Patients with measurable tumors and progression after chemotherapy and HER2 and/or HR-targeted agents in adjuvant or metastatic settings (maximum of two prior metastatic setting regimens) received twice daily dasatinib. Primary endpoint was Response Evaluation Criteria in Solid Tumors-defined response rate. Secondary endpoints included toxicity and limited pharmacokinetics.

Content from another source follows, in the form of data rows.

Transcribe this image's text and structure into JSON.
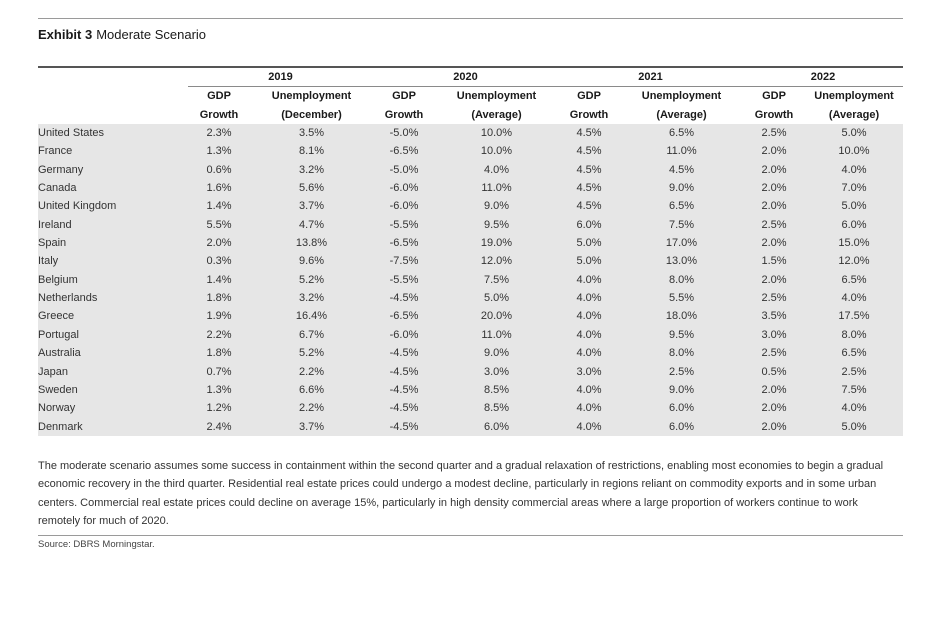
{
  "exhibit": {
    "label": "Exhibit 3",
    "title": "Moderate Scenario"
  },
  "years": [
    "2019",
    "2020",
    "2021",
    "2022"
  ],
  "column_headers": [
    [
      "GDP",
      "Unemployment"
    ],
    [
      "Growth",
      "(December)"
    ],
    [
      "GDP",
      "Unemployment"
    ],
    [
      "Growth",
      "(Average)"
    ],
    [
      "GDP",
      "Unemployment"
    ],
    [
      "Growth",
      "(Average)"
    ],
    [
      "GDP",
      "Unemployment"
    ],
    [
      "Growth",
      "(Average)"
    ]
  ],
  "header_line1": [
    "GDP",
    "Unemployment",
    "GDP",
    "Unemployment",
    "GDP",
    "Unemployment",
    "GDP",
    "Unemployment"
  ],
  "header_line2": [
    "Growth",
    "(December)",
    "Growth",
    "(Average)",
    "Growth",
    "(Average)",
    "Growth",
    "(Average)"
  ],
  "rows": [
    {
      "country": "United States",
      "values": [
        "2.3%",
        "3.5%",
        "-5.0%",
        "10.0%",
        "4.5%",
        "6.5%",
        "2.5%",
        "5.0%"
      ]
    },
    {
      "country": "France",
      "values": [
        "1.3%",
        "8.1%",
        "-6.5%",
        "10.0%",
        "4.5%",
        "11.0%",
        "2.0%",
        "10.0%"
      ]
    },
    {
      "country": "Germany",
      "values": [
        "0.6%",
        "3.2%",
        "-5.0%",
        "4.0%",
        "4.5%",
        "4.5%",
        "2.0%",
        "4.0%"
      ]
    },
    {
      "country": "Canada",
      "values": [
        "1.6%",
        "5.6%",
        "-6.0%",
        "11.0%",
        "4.5%",
        "9.0%",
        "2.0%",
        "7.0%"
      ]
    },
    {
      "country": "United Kingdom",
      "values": [
        "1.4%",
        "3.7%",
        "-6.0%",
        "9.0%",
        "4.5%",
        "6.5%",
        "2.0%",
        "5.0%"
      ]
    },
    {
      "country": "Ireland",
      "values": [
        "5.5%",
        "4.7%",
        "-5.5%",
        "9.5%",
        "6.0%",
        "7.5%",
        "2.5%",
        "6.0%"
      ]
    },
    {
      "country": "Spain",
      "values": [
        "2.0%",
        "13.8%",
        "-6.5%",
        "19.0%",
        "5.0%",
        "17.0%",
        "2.0%",
        "15.0%"
      ]
    },
    {
      "country": "Italy",
      "values": [
        "0.3%",
        "9.6%",
        "-7.5%",
        "12.0%",
        "5.0%",
        "13.0%",
        "1.5%",
        "12.0%"
      ]
    },
    {
      "country": "Belgium",
      "values": [
        "1.4%",
        "5.2%",
        "-5.5%",
        "7.5%",
        "4.0%",
        "8.0%",
        "2.0%",
        "6.5%"
      ]
    },
    {
      "country": "Netherlands",
      "values": [
        "1.8%",
        "3.2%",
        "-4.5%",
        "5.0%",
        "4.0%",
        "5.5%",
        "2.5%",
        "4.0%"
      ]
    },
    {
      "country": "Greece",
      "values": [
        "1.9%",
        "16.4%",
        "-6.5%",
        "20.0%",
        "4.0%",
        "18.0%",
        "3.5%",
        "17.5%"
      ]
    },
    {
      "country": "Portugal",
      "values": [
        "2.2%",
        "6.7%",
        "-6.0%",
        "11.0%",
        "4.0%",
        "9.5%",
        "3.0%",
        "8.0%"
      ]
    },
    {
      "country": "Australia",
      "values": [
        "1.8%",
        "5.2%",
        "-4.5%",
        "9.0%",
        "4.0%",
        "8.0%",
        "2.5%",
        "6.5%"
      ]
    },
    {
      "country": "Japan",
      "values": [
        "0.7%",
        "2.2%",
        "-4.5%",
        "3.0%",
        "3.0%",
        "2.5%",
        "0.5%",
        "2.5%"
      ]
    },
    {
      "country": "Sweden",
      "values": [
        "1.3%",
        "6.6%",
        "-4.5%",
        "8.5%",
        "4.0%",
        "9.0%",
        "2.0%",
        "7.5%"
      ]
    },
    {
      "country": "Norway",
      "values": [
        "1.2%",
        "2.2%",
        "-4.5%",
        "8.5%",
        "4.0%",
        "6.0%",
        "2.0%",
        "4.0%"
      ]
    },
    {
      "country": "Denmark",
      "values": [
        "2.4%",
        "3.7%",
        "-4.5%",
        "6.0%",
        "4.0%",
        "6.0%",
        "2.0%",
        "5.0%"
      ]
    }
  ],
  "footnote": "The moderate scenario assumes some success in containment within the second quarter and a gradual relaxation of restrictions, enabling most economies to begin a gradual economic recovery in the third quarter. Residential real estate prices could undergo a modest decline, particularly in regions reliant on commodity exports and in some urban centers. Commercial real estate prices could decline on average 15%, particularly in high density commercial areas where a large proportion of workers continue to work remotely for much of 2020.",
  "source": "Source: DBRS Morningstar."
}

Seventy patients (55 years median age) were treated, 83% of HER2+ patients had received prior HER2-directed therapy, and 61% of HR+ patients had received prior endocrine therapy in the advanced setting. Dasatinib starting dose was reduced from 100 to 70 mg twice daily to limit toxicity. Median therapy duration was 1.8 months in both dose groups and most discontinuations were due to progression. Of 69 evaluable patients, three had confirmed partial responses and six had stable disease for 16 weeks or more (disease control rate = 13.0%); all nine of these tumors were HR+ (two were also HER2+). The most common drug-related toxicities were gastrointestinal complaints, headache, asthenia, and pleural effusion. Grade 3-4 toxicity occurred in 37% of patients and was comparable between doses; drug-related serious adverse events were less frequent with 70 mg twice daily than 100 mg twice daily.
Limited single-agent activity was observed with dasatinib in patients with advanced HR+ breast cancer.
Src 家族激酶(SFK)参与许多致癌信号通路。一项针对达沙替尼的 2 期临床试验,达沙替尼是一种强效的 SFK 口服酪氨酸激酶抑制剂,在人表皮生长因子受体 2 阳性(HER2+)和/或激素受体阳性(HR+)的晚期乳腺癌患者中进行。
有可测量肿瘤且在化疗后、HER2 和/或 HR 靶向药物(辅助或转移性治疗中最多两种转移性治疗方案)后进展的患者接受每日两次达沙替尼治疗。主要终点是实体瘤反应评估标准定义的反应率。次要终点包括毒性和有限的药代动力学。
70 例(中位年龄 55 岁)患者接受了治疗,83%的 HER2+患者接受了先前的 HER2 定向治疗,61%的 HR+患者在晚期接受了先前的内分泌治疗。为了限制毒性,达沙替尼的起始剂量从 100mg 每日两次减少到 70mg 每日两次。两个剂量组的中位治疗持续时间均为 1.8 个月,大多数停药是由于进展。在 69 例可评估患者中,有 3 例患者有确认的部分缓解,6 例患者有稳定的疾病持续 16 周或更长时间(疾病控制率=13.0%);所有这 9 例肿瘤均为 HR+(其中 2 例也是 HER2+)。最常见的药物相关毒性是胃肠道不适、头痛、乏力和胸腔积液。37%的患者出现 3-4 级毒性,两个剂量组之间相似;与 100mg 每日两次相比,70mg 每日两次时药物相关严重不良事件的发生频率较低。
在 HR+晚期乳腺癌患者中,达沙替尼的单一药物活性有限。